2. Capture all needs up front
Validation should be directed by someone with a high-level overview and holistic interest in the new project’s success – with the aim to proactively anticipate likely issues, with input from subject matter experts across all affected departments.
Too often, though, issues don’t arise until after an inspection - at which point costly retrospective action will be needed. EMA and FDA findings are made public too, so there could be reputational damage if systems are found not to comply with regulatory expectations. Quality management systems (QMSs) have been the focus of recent waves of inspections, increasing the urgency around ensuring a continuous validated state.
3. Set the right intentions, whatever approach you choose
The CSV vs CSA debate is a distraction. While Good Automated Manufacturing Practice 5 (GAMP 5) is geared to defining computer system validation guidelines systems governed by regulations, the US FDA’s CSA guidance focuses on containing risk rather than compliance with rigid rules, placing more emphasis on assurance that systems can be safely depended on for their intended use. This is considered by some to be a less burdensome approach.
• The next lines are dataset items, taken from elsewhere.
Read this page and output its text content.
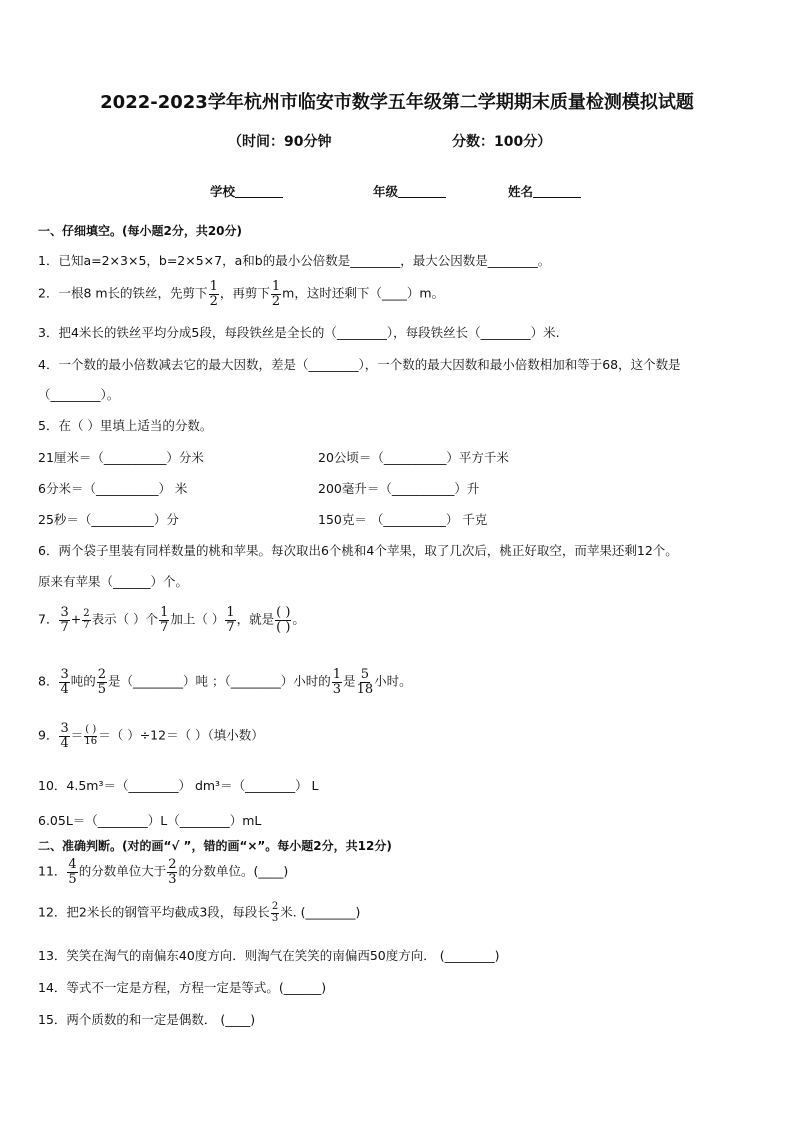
2022-2023学年杭州市临安市数学五年级第二学期期末质量检测模拟试题
（时间：90分钟	分数：100分）
学校	年级	姓名
一、仔细填空。(每小题2分，共20分)
1．已知a=2×3×5，b=2×5×7，a和b的最小公倍数是________，最大公因数是________。
2．一根8 m长的铁丝，先剪下 $\frac{1}{2}$ ，再剪下 $\frac{1}{2}$ m，这时还剩下（____）m。
3．把4米长的铁丝平均分成5段，每段铁丝是全长的（________），每段铁丝长（________）米.
4．一个数的最小倍数减去它的最大因数，差是（________），一个数的最大因数和最小倍数相加和等于68，这个数是
（________）。
5．在（ ）里填上适当的分数。
21厘米＝（__________）分米	20公顷＝（__________）平方千米
6分米＝（__________） 米	200毫升＝（__________）升
25秒＝（__________）分	150克＝ （__________） 千克
6．两个袋子里装有同样数量的桃和苹果。每次取出6个桃和4个苹果，取了几次后，桃正好取空，而苹果还剩12个。
原来有苹果（______）个。
7． $\frac{3}{7} + \frac{2}{7}$ 表示（ ）个 $\frac{1}{7}$ 加上（ ） $\frac{1}{7}$ ，就是 $\frac{( )}{( )}$ 。
8． $\frac{3}{4}$ 吨的 $\frac{2}{5}$ 是（________）吨 ；（________）小时的 $\frac{1}{3}$ 是 $\frac{5}{18}$ 小时。
9． $\frac{3}{4} = \frac{( )}{16}$ ＝（ ）÷12＝（ ）（填小数）
10．4.5m³＝（________） dm³＝（________） L
6.05L＝（________）L（________）mL
二、准确判断。(对的画“√ ”，错的画“×”。每小题2分，共12分)
11． $\frac{4}{5}$ 的分数单位大于 $\frac{2}{3}$ 的分数单位。(____)
12．把2米长的钢管平均截成3段，每段长 $\frac{2}{3}$ 米. (________)
13．笑笑在淘气的南偏东40度方向．则淘气在笑笑的南偏西50度方向． (________)
14．等式不一定是方程，方程一定是等式。(______)
15．两个质数的和一定是偶数． (____)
As liberating as the CSA approach might seem, the ideas it sets out are nothing new. The debate is really around minimising over-engineering and the potential for inefficiency in favour of defendable compliance, which feels more ‘agile’ in today’s dynamic environment. Certainly, validation approaches need to move with the times.
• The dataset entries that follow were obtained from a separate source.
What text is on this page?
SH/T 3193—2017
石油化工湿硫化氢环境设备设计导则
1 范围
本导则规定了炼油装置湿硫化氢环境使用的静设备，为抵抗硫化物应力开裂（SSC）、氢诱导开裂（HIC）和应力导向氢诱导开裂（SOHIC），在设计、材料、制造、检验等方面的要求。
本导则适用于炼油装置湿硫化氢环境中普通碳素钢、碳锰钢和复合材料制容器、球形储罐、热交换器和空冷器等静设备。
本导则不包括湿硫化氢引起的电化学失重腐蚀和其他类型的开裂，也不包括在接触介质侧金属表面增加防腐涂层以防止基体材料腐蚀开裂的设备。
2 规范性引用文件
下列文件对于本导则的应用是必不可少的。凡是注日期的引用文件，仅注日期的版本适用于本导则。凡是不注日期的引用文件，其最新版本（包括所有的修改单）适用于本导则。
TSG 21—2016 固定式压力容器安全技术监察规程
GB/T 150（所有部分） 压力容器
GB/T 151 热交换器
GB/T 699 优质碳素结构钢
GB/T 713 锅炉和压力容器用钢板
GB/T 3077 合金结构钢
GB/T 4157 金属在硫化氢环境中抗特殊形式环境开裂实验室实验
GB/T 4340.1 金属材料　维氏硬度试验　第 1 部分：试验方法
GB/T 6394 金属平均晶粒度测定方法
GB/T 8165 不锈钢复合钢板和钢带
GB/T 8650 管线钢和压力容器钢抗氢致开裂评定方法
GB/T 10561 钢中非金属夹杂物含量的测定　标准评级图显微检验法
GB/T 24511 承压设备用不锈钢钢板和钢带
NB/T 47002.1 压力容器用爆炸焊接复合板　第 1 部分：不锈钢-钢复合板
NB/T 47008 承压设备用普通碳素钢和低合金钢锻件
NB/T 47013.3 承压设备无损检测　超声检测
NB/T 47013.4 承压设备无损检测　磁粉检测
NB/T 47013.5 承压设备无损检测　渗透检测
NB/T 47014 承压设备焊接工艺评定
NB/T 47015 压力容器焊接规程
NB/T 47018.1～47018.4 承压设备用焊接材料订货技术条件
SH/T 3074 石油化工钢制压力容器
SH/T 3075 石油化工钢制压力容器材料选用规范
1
It can be more helpful to think of any guidelines as ‘recommended best practice’, focus on the essence of the provisions, and be pragmatic and flexible where necessary. Early collaboration between validation and IT teams can help with this, to pre-empt any issues and determine the associated level of risk and appropriate provisions.
4. Focus on the overall outlay, based on the total cost of system ownership
If immediate project costings (and timelines) have served as a barrier to a more strategic, proactive approach to system validation, this may be because the immediate cost of project delivery has been the focus, rather than the total cost of system ownership. The latter focuses on a successful operational system that does what it promised - once live, and over time.
The GAMP community estimates that if companies approach validation pre-emptively and with the right intent it should account for 10% of the overall project budget. If it neglected, under-resourced or left too late, on the other hand, it is likely to cost considerably more. That’s even before the impact on any indirect co-dependencies, or the cost of missed benefits. Ultimately, companies that commit themselves to doing validation well will be taking better care of patients, through more efficient delivery of better drugs or medical devices.
5. Make validation as much a priority as choosing the right vendor
Finally, selecting the right supplier, as well as defining the validation criteria up front, will further boost the likely success of a project’s delivery - by moving everything up a level, and ensuring that nothing has been overlooked in the specification of the new system.
For many companies, mandatory compliance with regulatory requirements like IDMP is driving technology investment. Yet the associated process transformations will only be delivered if new systems and data processes have been optimised and validated - to take full advantage of the intended standardisation.
Even AI tools need agreed parameters to work within, e.g. in their use of data, so that they can be harnessed reliably and optimally. The bigger and more globally dispersed the organisation, the greater the need for agreed structure around how systems work and how data is defined, to prevent undesirable variances according to who is using the technology.